Future applications include use in evaluating post-disaster structural problems. “If you want to check a partially collapsed building for stability, you have to hunt down the drawings, wherever those may be. If you have something like this program, you can easily incorporate not just the structure, but the mechanical and electrical systems, plumbing and wiring, and see where the problems and safety issues are. We have created the connection between the graphical aspect and the engineering aspect.”
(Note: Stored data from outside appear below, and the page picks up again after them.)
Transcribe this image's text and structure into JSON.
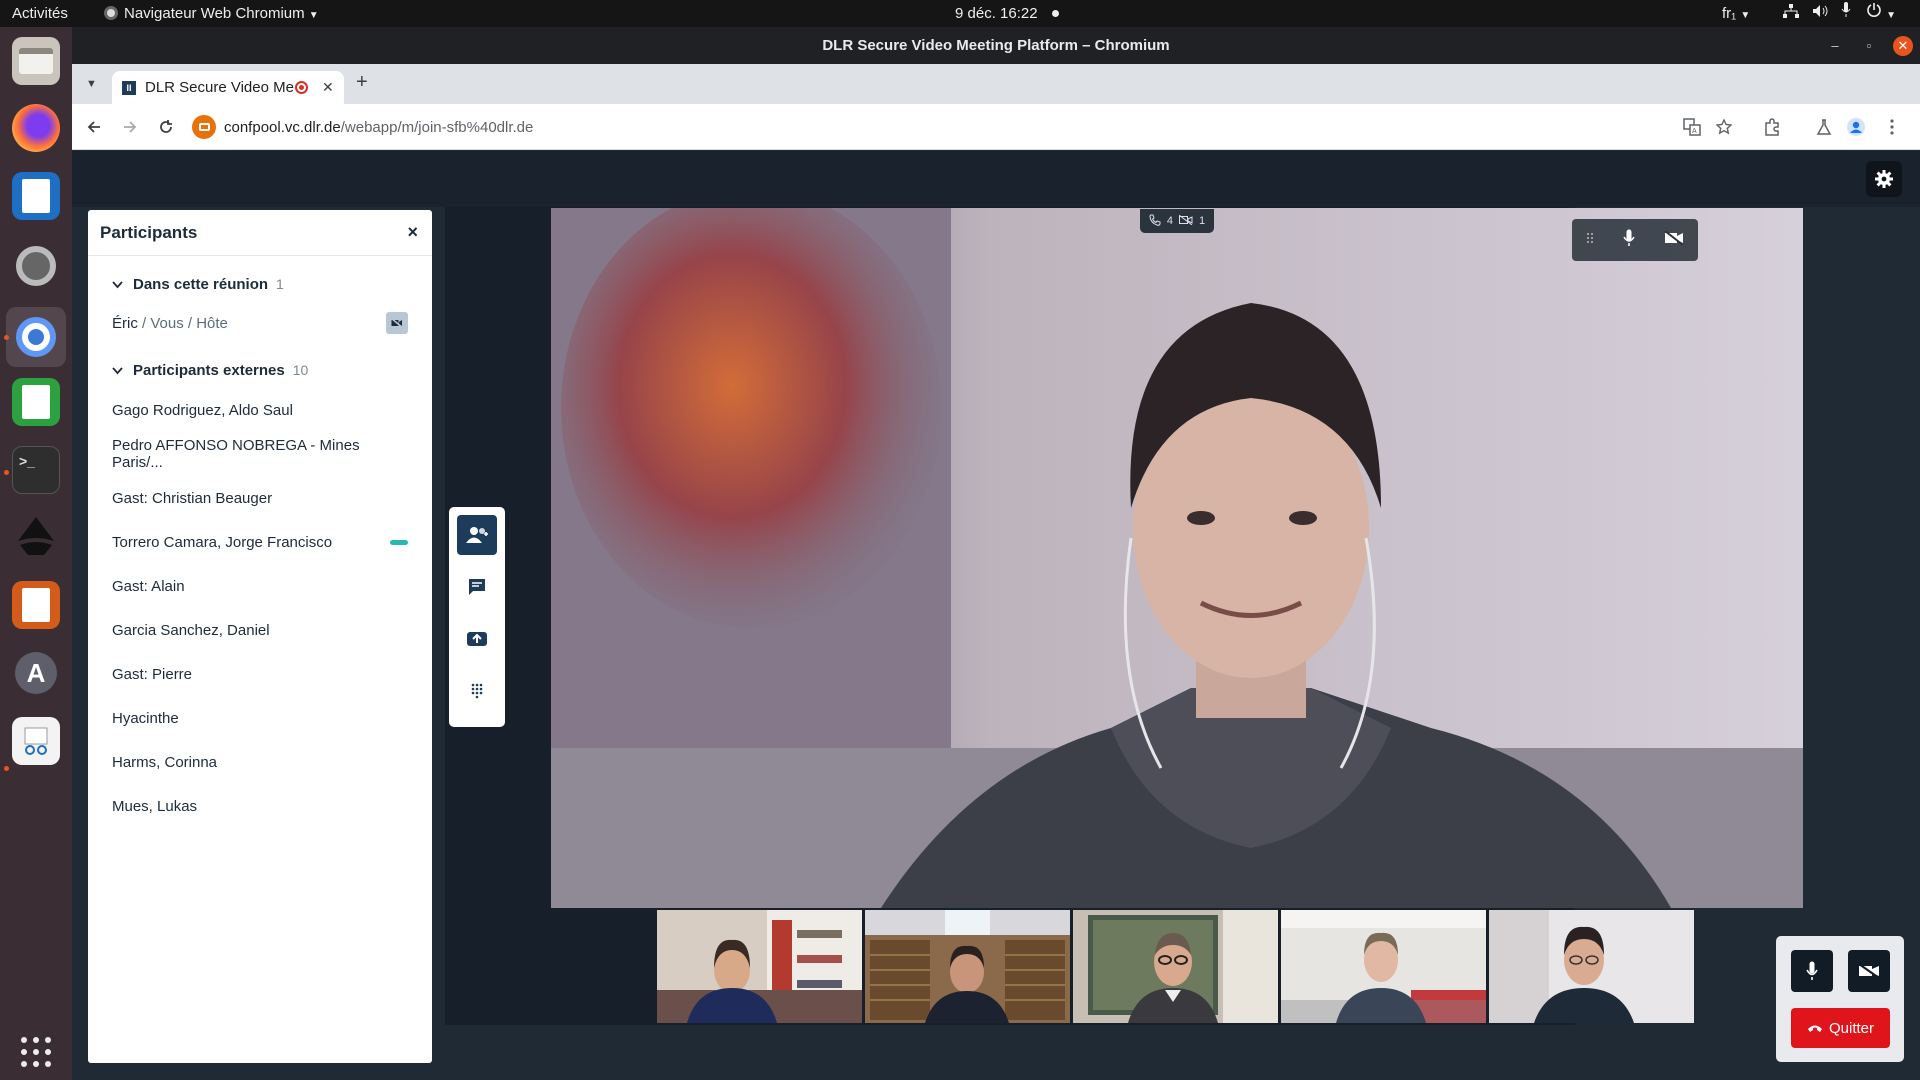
{
  "topbar": {
    "activities": "Activités",
    "app_name": "Navigateur Web Chromium",
    "clock": "9 déc.  16:22",
    "keyboard": "fr₁"
  },
  "window": {
    "title": "DLR Secure Video Meeting Platform – Chromium"
  },
  "browser": {
    "tab_title": "DLR Secure Video Me",
    "new_tab_icon": "plus-icon",
    "url_host": "confpool.vc.dlr.de",
    "url_path": "/webapp/m/join-sfb%40dlr.de"
  },
  "dock": {
    "items": [
      "files",
      "firefox",
      "libreoffice-writer",
      "settings",
      "chromium",
      "libreoffice-calc",
      "terminal",
      "inkscape",
      "libreoffice-impress",
      "software-center",
      "document-viewer",
      "show-apps"
    ]
  },
  "participants_panel": {
    "title": "Participants",
    "close_label": "×",
    "in_meeting": {
      "label": "Dans cette réunion",
      "count": "1",
      "me": {
        "name": "Éric",
        "tags": "/ Vous / Hôte"
      }
    },
    "external": {
      "label": "Participants externes",
      "count": "10",
      "items": [
        "Gago Rodriguez, Aldo Saul",
        "Pedro AFFONSO NOBREGA - Mines Paris/...",
        "Gast: Christian Beauger",
        "Torrero Camara, Jorge Francisco",
        "Gast: Alain",
        "Garcia Sanchez, Daniel",
        "Gast: Pierre",
        "Hyacinthe",
        "Harms, Corinna",
        "Mues, Lukas"
      ]
    }
  },
  "call_stats": {
    "audio_count": "4",
    "video_off_count": "1"
  },
  "call_controls": {
    "quit_label": "Quitter"
  },
  "colors": {
    "accent": "#1d3b5a",
    "active_speaker": "#2ab9b0",
    "quit": "#e0151c"
  }
}
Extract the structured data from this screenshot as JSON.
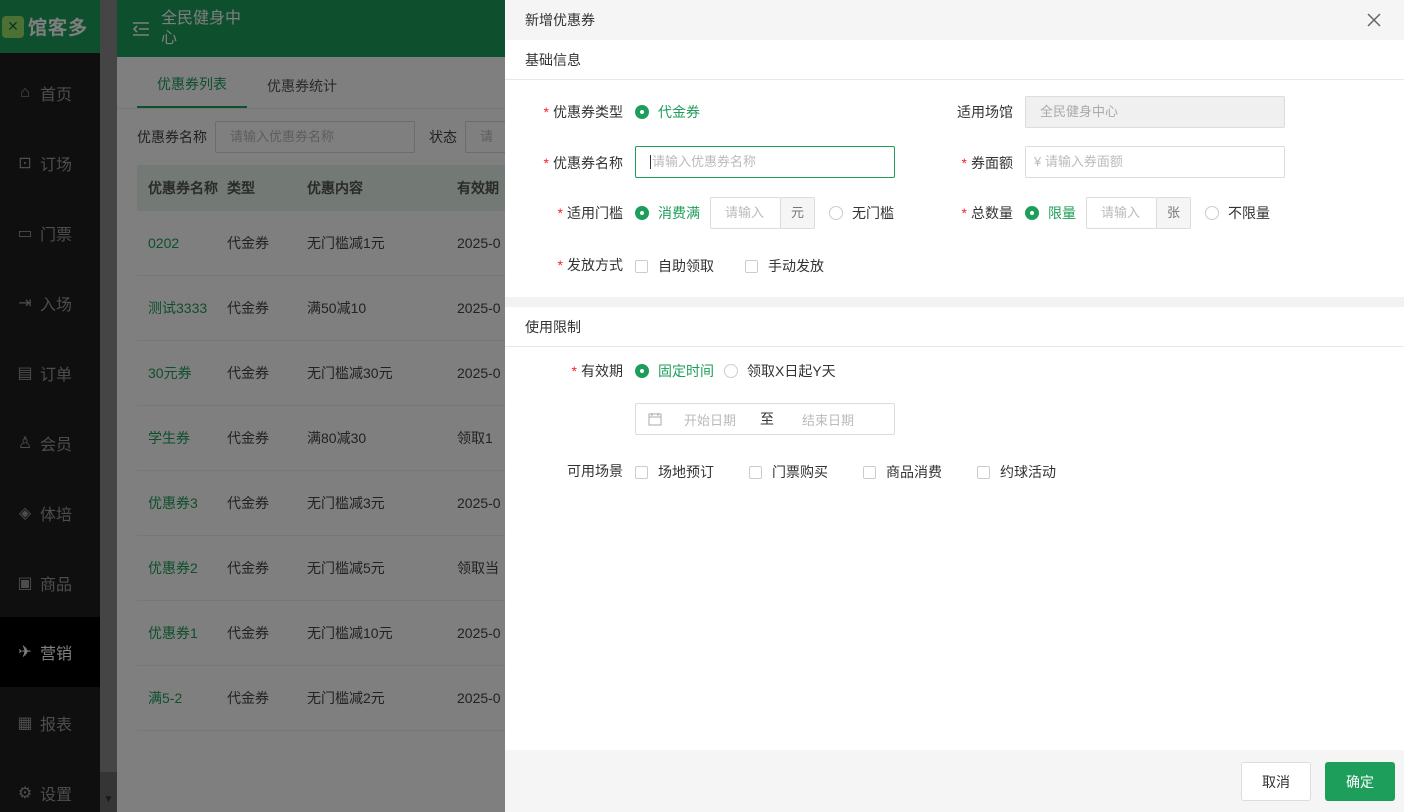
{
  "app": {
    "logo_text": "馆客多",
    "logo_mark": "✕"
  },
  "sidebar": {
    "items": [
      {
        "label": "首页",
        "icon": "home-icon"
      },
      {
        "label": "订场",
        "icon": "booking-icon"
      },
      {
        "label": "门票",
        "icon": "ticket-icon"
      },
      {
        "label": "入场",
        "icon": "entry-icon"
      },
      {
        "label": "订单",
        "icon": "order-icon"
      },
      {
        "label": "会员",
        "icon": "member-icon"
      },
      {
        "label": "体培",
        "icon": "training-icon"
      },
      {
        "label": "商品",
        "icon": "goods-icon"
      },
      {
        "label": "营销",
        "icon": "marketing-icon"
      },
      {
        "label": "报表",
        "icon": "report-icon"
      },
      {
        "label": "设置",
        "icon": "settings-icon"
      }
    ],
    "active": "营销"
  },
  "header": {
    "venue": "全民健身中心"
  },
  "tabs": [
    {
      "label": "优惠券列表"
    },
    {
      "label": "优惠券统计"
    }
  ],
  "filter": {
    "name_label": "优惠券名称",
    "name_placeholder": "请输入优惠券名称",
    "status_label": "状态",
    "status_placeholder": "请"
  },
  "table": {
    "headers": [
      "优惠券名称",
      "类型",
      "优惠内容",
      "有效期"
    ],
    "rows": [
      [
        "0202",
        "代金券",
        "无门槛减1元",
        "2025-0"
      ],
      [
        "测试3333",
        "代金券",
        "满50减10",
        "2025-0"
      ],
      [
        "30元券",
        "代金券",
        "无门槛减30元",
        "2025-0"
      ],
      [
        "学生券",
        "代金券",
        "满80减30",
        "领取1"
      ],
      [
        "优惠券3",
        "代金券",
        "无门槛减3元",
        "2025-0"
      ],
      [
        "优惠券2",
        "代金券",
        "无门槛减5元",
        "领取当"
      ],
      [
        "优惠券1",
        "代金券",
        "无门槛减10元",
        "2025-0"
      ],
      [
        "满5-2",
        "代金券",
        "无门槛减2元",
        "2025-0"
      ]
    ]
  },
  "drawer": {
    "title": "新增优惠券",
    "section_basic": "基础信息",
    "section_limit": "使用限制",
    "coupon_type_label": "优惠券类型",
    "coupon_type_option": "代金券",
    "venue_label": "适用场馆",
    "venue_value": "全民健身中心",
    "name_label": "优惠券名称",
    "name_placeholder": "请输入优惠券名称",
    "face_value_label": "券面额",
    "face_value_placeholder": "¥  请输入券面额",
    "threshold_label": "适用门槛",
    "threshold_option_on": "消费满",
    "threshold_placeholder": "请输入",
    "threshold_unit": "元",
    "threshold_option_off": "无门槛",
    "total_label": "总数量",
    "total_option_on": "限量",
    "total_placeholder": "请输入",
    "total_unit": "张",
    "total_option_off": "不限量",
    "issue_label": "发放方式",
    "issue_self": "自助领取",
    "issue_manual": "手动发放",
    "validity_label": "有效期",
    "validity_fixed": "固定时间",
    "validity_relative": "领取X日起Y天",
    "start_placeholder": "开始日期",
    "range_sep": "至",
    "end_placeholder": "结束日期",
    "scene_label": "可用场景",
    "scenes": [
      "场地预订",
      "门票购买",
      "商品消费",
      "约球活动"
    ],
    "cancel": "取消",
    "confirm": "确定"
  },
  "colors": {
    "brand": "#1d9e5a",
    "required": "#f5222d"
  }
}
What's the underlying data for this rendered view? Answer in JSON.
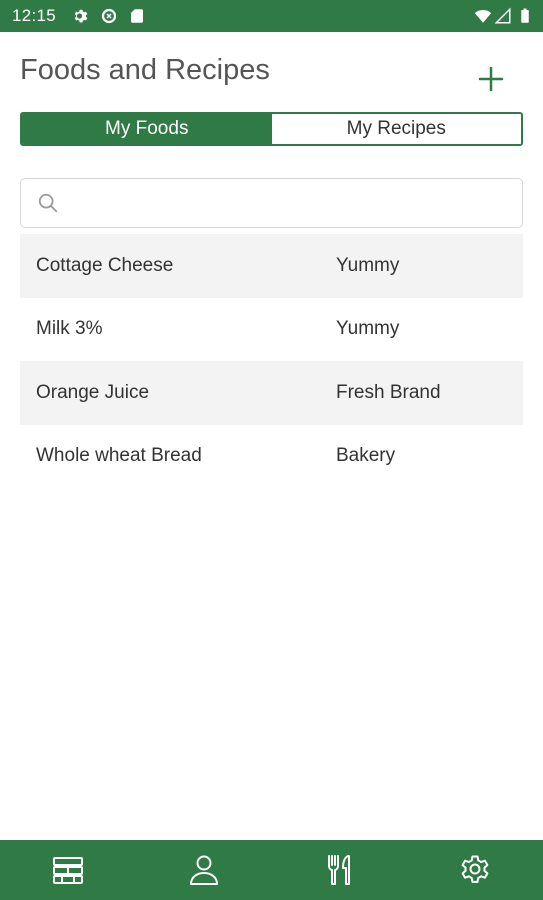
{
  "status_bar": {
    "time": "12:15",
    "icons": [
      "gear-icon",
      "sync-icon",
      "sd-card-icon",
      "wifi-icon",
      "signal-icon",
      "battery-icon"
    ]
  },
  "header": {
    "title": "Foods and Recipes",
    "add_icon": "plus-icon"
  },
  "tabs": [
    {
      "label": "My Foods",
      "active": true
    },
    {
      "label": "My Recipes",
      "active": false
    }
  ],
  "search": {
    "placeholder": "",
    "value": "",
    "icon": "search-icon"
  },
  "foods": [
    {
      "name": "Cottage Cheese",
      "brand": "Yummy"
    },
    {
      "name": "Milk 3%",
      "brand": "Yummy"
    },
    {
      "name": "Orange Juice",
      "brand": "Fresh Brand"
    },
    {
      "name": "Whole wheat Bread",
      "brand": "Bakery"
    }
  ],
  "bottom_nav": [
    {
      "icon": "journal-icon"
    },
    {
      "icon": "profile-icon"
    },
    {
      "icon": "utensils-icon"
    },
    {
      "icon": "settings-icon"
    }
  ],
  "colors": {
    "primary": "#2f7a45",
    "row_shade": "#f3f3f3",
    "text": "#333333",
    "title": "#555555"
  }
}
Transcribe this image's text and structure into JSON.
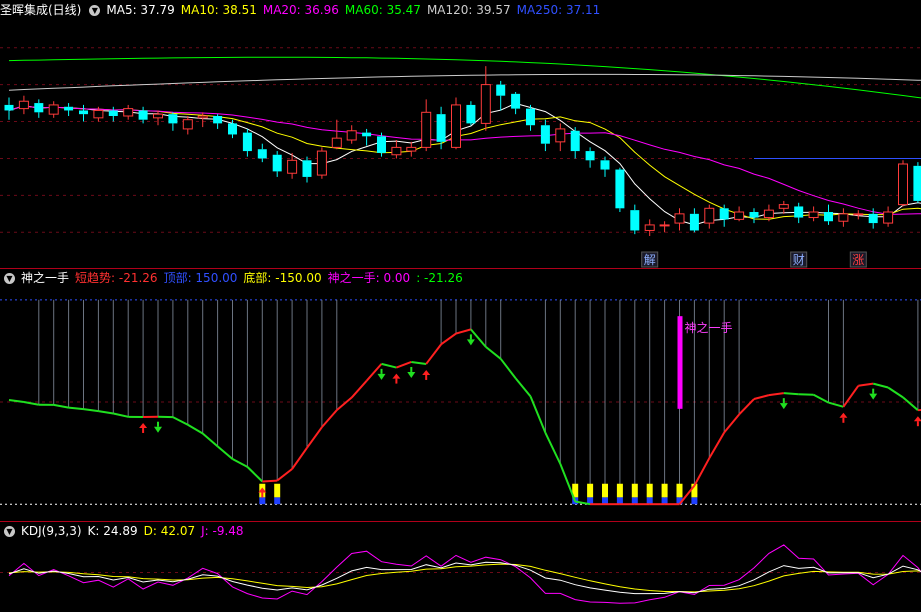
{
  "main": {
    "title": "圣晖集成(日线)",
    "ma": [
      {
        "label": "MA5: 37.79",
        "color": "#ffffff"
      },
      {
        "label": "MA10: 38.51",
        "color": "#ffff00"
      },
      {
        "label": "MA20: 36.96",
        "color": "#ff00ff"
      },
      {
        "label": "MA60: 35.47",
        "color": "#00ff00"
      },
      {
        "label": "MA120: 39.57",
        "color": "#cccccc"
      },
      {
        "label": "MA250: 37.11",
        "color": "#3050ff"
      }
    ],
    "price_high": "42",
    "price_low": "31.00",
    "badges": [
      {
        "text": "解",
        "idx": 43
      },
      {
        "text": "财",
        "idx": 53
      },
      {
        "text": "涨",
        "idx": 57
      }
    ]
  },
  "indicator": {
    "title": "神之一手",
    "items": [
      {
        "label": "短趋势: -21.26",
        "color": "#ff3030"
      },
      {
        "label": "顶部: 150.00",
        "color": "#3050ff"
      },
      {
        "label": "底部: -150.00",
        "color": "#ffff00"
      },
      {
        "label": "神之一手: 0.00",
        "color": "#ff00ff"
      },
      {
        "label": ": -21.26",
        "color": "#00ff00"
      }
    ],
    "signal_label": "神之一手"
  },
  "kdj": {
    "title": "KDJ(9,3,3)",
    "items": [
      {
        "label": "K: 24.89",
        "color": "#ffffff"
      },
      {
        "label": "D: 42.07",
        "color": "#ffff00"
      },
      {
        "label": "J: -9.48",
        "color": "#ff00ff"
      }
    ]
  },
  "colors": {
    "up": "#ff3b3b",
    "down": "#00ffff",
    "separator": "#b0001a"
  },
  "chart_data": {
    "type": "candlestick",
    "candles": [
      [
        38.9,
        38.6,
        39.3,
        38.1
      ],
      [
        38.7,
        39.1,
        39.4,
        38.4
      ],
      [
        39.0,
        38.5,
        39.2,
        38.2
      ],
      [
        38.4,
        38.9,
        39.1,
        38.2
      ],
      [
        38.8,
        38.6,
        39.0,
        38.3
      ],
      [
        38.6,
        38.4,
        38.9,
        38.0
      ],
      [
        38.2,
        38.6,
        38.8,
        38.0
      ],
      [
        38.6,
        38.3,
        38.8,
        38.0
      ],
      [
        38.3,
        38.7,
        38.9,
        38.1
      ],
      [
        38.6,
        38.1,
        38.8,
        37.9
      ],
      [
        38.2,
        38.4,
        38.6,
        37.8
      ],
      [
        38.4,
        37.9,
        38.5,
        37.5
      ],
      [
        37.6,
        38.1,
        38.3,
        37.3
      ],
      [
        38.2,
        38.3,
        38.5,
        37.7
      ],
      [
        38.3,
        37.9,
        38.4,
        37.6
      ],
      [
        37.9,
        37.3,
        38.1,
        37.1
      ],
      [
        37.4,
        36.4,
        37.6,
        36.1
      ],
      [
        36.5,
        36.0,
        36.8,
        35.8
      ],
      [
        36.2,
        35.3,
        36.4,
        35.0
      ],
      [
        35.2,
        35.9,
        36.3,
        34.9
      ],
      [
        35.9,
        35.0,
        36.1,
        34.7
      ],
      [
        35.1,
        36.4,
        36.6,
        34.9
      ],
      [
        36.6,
        37.1,
        38.1,
        36.5
      ],
      [
        37.0,
        37.5,
        37.8,
        36.8
      ],
      [
        37.4,
        37.2,
        37.6,
        36.7
      ],
      [
        37.2,
        36.3,
        37.4,
        36.1
      ],
      [
        36.2,
        36.6,
        37.0,
        36.0
      ],
      [
        36.4,
        36.6,
        36.9,
        36.1
      ],
      [
        36.6,
        38.5,
        39.2,
        36.4
      ],
      [
        38.4,
        36.9,
        38.8,
        36.5
      ],
      [
        36.6,
        38.9,
        39.3,
        36.5
      ],
      [
        38.9,
        37.9,
        39.1,
        37.8
      ],
      [
        37.9,
        40.0,
        41.0,
        37.5
      ],
      [
        40.0,
        39.4,
        40.2,
        38.6
      ],
      [
        39.5,
        38.7,
        39.6,
        38.4
      ],
      [
        38.7,
        37.8,
        38.9,
        37.5
      ],
      [
        37.8,
        36.8,
        38.1,
        36.4
      ],
      [
        36.9,
        37.6,
        37.9,
        36.4
      ],
      [
        37.5,
        36.4,
        37.7,
        36.0
      ],
      [
        36.4,
        35.9,
        36.6,
        35.5
      ],
      [
        35.9,
        35.4,
        36.1,
        35.0
      ],
      [
        35.4,
        33.3,
        35.5,
        33.1
      ],
      [
        33.2,
        32.1,
        33.5,
        31.9
      ],
      [
        32.1,
        32.4,
        32.7,
        31.8
      ],
      [
        32.4,
        32.4,
        32.6,
        32.0
      ],
      [
        32.5,
        33.0,
        33.3,
        32.1
      ],
      [
        33.0,
        32.1,
        33.3,
        32.0
      ],
      [
        32.5,
        33.3,
        33.5,
        32.2
      ],
      [
        33.3,
        32.7,
        33.5,
        32.3
      ],
      [
        32.7,
        33.1,
        33.4,
        32.6
      ],
      [
        33.1,
        32.8,
        33.3,
        32.5
      ],
      [
        32.8,
        33.2,
        33.5,
        32.6
      ],
      [
        33.3,
        33.5,
        33.7,
        33.0
      ],
      [
        33.4,
        32.8,
        33.6,
        32.5
      ],
      [
        32.8,
        33.1,
        33.4,
        32.6
      ],
      [
        33.1,
        32.6,
        33.5,
        32.4
      ],
      [
        32.6,
        33.0,
        33.3,
        32.3
      ],
      [
        33.0,
        33.0,
        33.2,
        32.7
      ],
      [
        33.0,
        32.5,
        33.3,
        32.2
      ],
      [
        32.5,
        33.1,
        33.4,
        32.3
      ],
      [
        33.5,
        35.7,
        35.9,
        33.4
      ],
      [
        35.6,
        33.7,
        35.8,
        33.6
      ],
      [
        33.7,
        32.4,
        33.9,
        32.2
      ],
      [
        32.4,
        31.9,
        32.8,
        31.6
      ],
      [
        32.0,
        31.4,
        32.3,
        31.0
      ],
      [
        31.4,
        32.6,
        32.9,
        31.3
      ],
      [
        32.6,
        32.9,
        33.2,
        32.4
      ],
      [
        32.9,
        33.8,
        34.4,
        32.8
      ],
      [
        33.8,
        33.3,
        34.0,
        33.0
      ],
      [
        33.3,
        32.6,
        33.5,
        32.2
      ],
      [
        32.6,
        34.5,
        34.8,
        32.5
      ],
      [
        34.5,
        34.9,
        35.2,
        34.3
      ],
      [
        34.9,
        34.6,
        35.1,
        34.3
      ],
      [
        34.6,
        34.9,
        35.2,
        34.4
      ],
      [
        34.9,
        35.2,
        35.5,
        34.7
      ],
      [
        35.1,
        35.6,
        35.9,
        34.9
      ],
      [
        35.6,
        36.3,
        38.0,
        35.4
      ],
      [
        36.3,
        35.9,
        36.7,
        35.5
      ],
      [
        35.9,
        36.6,
        36.9,
        35.7
      ],
      [
        36.6,
        37.0,
        37.6,
        36.4
      ],
      [
        37.1,
        35.7,
        37.6,
        35.4
      ],
      [
        35.7,
        37.8,
        38.5,
        35.6
      ],
      [
        38.1,
        40.1,
        41.9,
        38.0
      ],
      [
        40.1,
        38.7,
        40.5,
        38.4
      ],
      [
        38.3,
        38.7,
        38.9,
        38.1
      ]
    ]
  }
}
The program can be used on the desktop, controlled by a mouse and keyboard, to allow the whole design team to view the structure at the same time. But, to get a better sense of the scale, shape, and movement of the structure, the individual VE interface is best. The user wears a head display and holds a special pen in one hand and tablet in the other. Through the head display, the user sees a virtual pen that will be used with the tablet that now shows a virtual interface of buttons and menus for creating the structure. Objects can be selected with the pen from the tablet, then dragged and dropped to new locations, snapping into a three-dimensional grid to allow for precise placement.

“There is a 2-D interface working inside the 3-D interface,” says Doug Bowman, assistant professor in computer science at Virginia Tech and an investigator on the project. “It’s kind of like having a Windows interface that you can carry around with you in the virtual environment. The 2-D interface (the tablet) is the way you do a lot of the simple tasks like create a column. But there’s also a 3-D interface — for example, you can reach out and grab an existing column and move it somewhere else.”

The user can also fly around the virtual world to view the structure from any point, both inside and outside the model during and after the building process, or after it has been subjected to an earthquake. Plans are to link to a motion platform in the virtual environment so a user can go to different levels of the building and get a feel for actually being in an earthquake, says Setareh.

The National Science Foundation provided initial funding for the research in 1999 and recently awarded funds to support an undergraduate architecture student who will learn advanced computer graphics skills, then work with the team to create objects and components.